What's the secret to becoming an award-winning employer?

Montreal gaming studio empowers managers to make important decisions

What's the secret to becoming an award-winning employer?

Recently, Behaviour Interactive, an independent video game studio, celebrated its 30th year in the video gaming industry.

The company has become an award-winning top employer, and a big decision early into the global pandemic was key, says Kalina Morin, vice president of human resources, in speaking with Canadian HR Reporter.

“Very early on in the process did we pick our brains to provide our employees the agility that was necessary,” she says, adding that prior to the health crisis, the company had no work-from-home option for its over 900 full-time employees in place.

“It was in June [2020] that we decided to proclaim that work from home would be there permanently. So that’s the first thing that we did.”

“I really, strongly believe to this day that that was a key differentiator because our competitors were still debating ‘Should we, should we not?’ And by making that decision, then we organized ourselves to make it happen… and we had the means to be able to deliver that.”

Trusting managers

Behaviour Interactive also gave managers the power to offer more flexibility for workers who needed to attend to matters outside of work.

“During the initial pandemic crunch, flexibility meant that we weren’t counting hours. And if someone had to adapt their schedule, we were completely fine with that so they could manage their schedule. If they had to reduce their schedule, that was fine. So we were really in tune with the specific needs of our employees,” says Morin.

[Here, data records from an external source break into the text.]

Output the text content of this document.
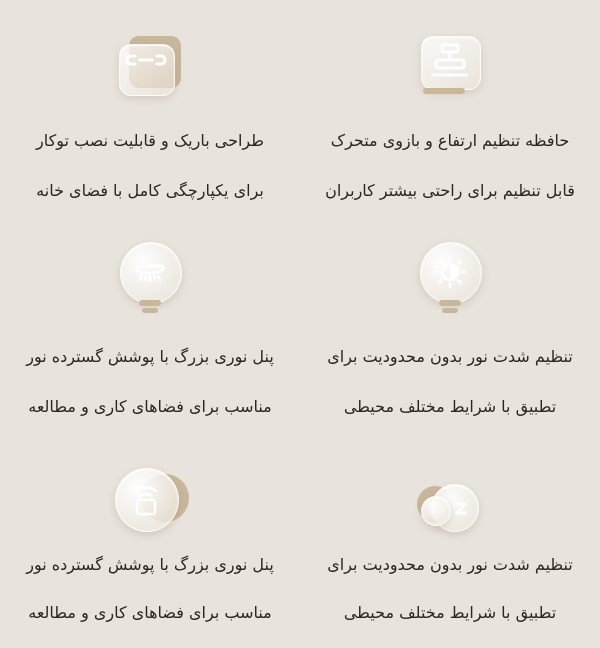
حافظه تنظیم ارتفاع و بازوی متحرک
قابل تنظیم برای راحتی بیشتر کاربران
طراحی باریک و قابلیت نصب توکار
برای یکپارچگی کامل با فضای خانه
تنظیم شدت نور بدون محدودیت برای
تطبیق با شرایط مختلف محیطی
پنل نوری بزرگ با پوشش گسترده نور
مناسب برای فضاهای کاری و مطالعه
تنظیم شدت نور بدون محدودیت برای
تطبیق با شرایط مختلف محیطی
پنل نوری بزرگ با پوشش گسترده نور
مناسب برای فضاهای کاری و مطالعه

Nearly two in five (38 per cent) Canadians say that having full flexibility at work is the best working model for their team, according to a previous study. And many hiring decision-makers believe that leadership will be more flexible in accommodating employees' schedules and needs, according to another report.

When it comes to flexibility, listening to managers and believing in them is important, says Morin.

“It’s about trust. By empowering the managers and trusting them with their decisions, that’s how we made it work. We’ve listened to whatever concern they had, and we’ve addressed them one by one. We need to be in tune with what they need and we need to trust that what they bring forward is what they need to better manage their employees.”

Kalina Morin

Behaviour Interactive also made sure to keep workers connected by providing different activities, including yoga glasses and even a magic show to entertain workers’ children, says Morin.

“It was about bringing people [together], giving them reasons to stay close to their colleagues at work so that they would feel the presence of their colleagues although they were all individually in their basement or at a kitchen table.”

Manager and peer relationships among many Canadians were not great before the pandemic, and have since deteriorated further, found a previous survey.

Award-winning benefits

Behaviour Interactive has been named a Top Montreal Employer and a 2022 Best Workplace for Hybrid Work by the Great Place to Work Institute. It also offers generous paid time off, comprehensive health coverage from day one and an option group RRSP program, along with a flexible reimbursement program for eligible expenses related to fitness, gaming, remote work and transportation.

But the company also ensures that workers have time for themselves.

“Lunches are free and there’s no emails after five. We put together an etiquette to help managers better manage [workers] so if an employee likes to work in the evening, that’s fine, but defer your email to the next morning,” says Morin.

They also have a “no crunch time policy.”

“Crunch time is when you’re about to deliver a game project and you work non-stop until you do. We don’t have that. So there’s no crazy weekends. You don’t go to bed at 3 a.m. and then eat cold pizza for breakfast.”

Behaviour Interactive also puts a big focus on promoting women in the company, and has hired hundreds of people during the pandemic, says Morin.
“We’re onboarding an average of 10 employees a week. So you do have to promote and you have to create scalable, strong teams and that comes from promoting and giving tools to managers.”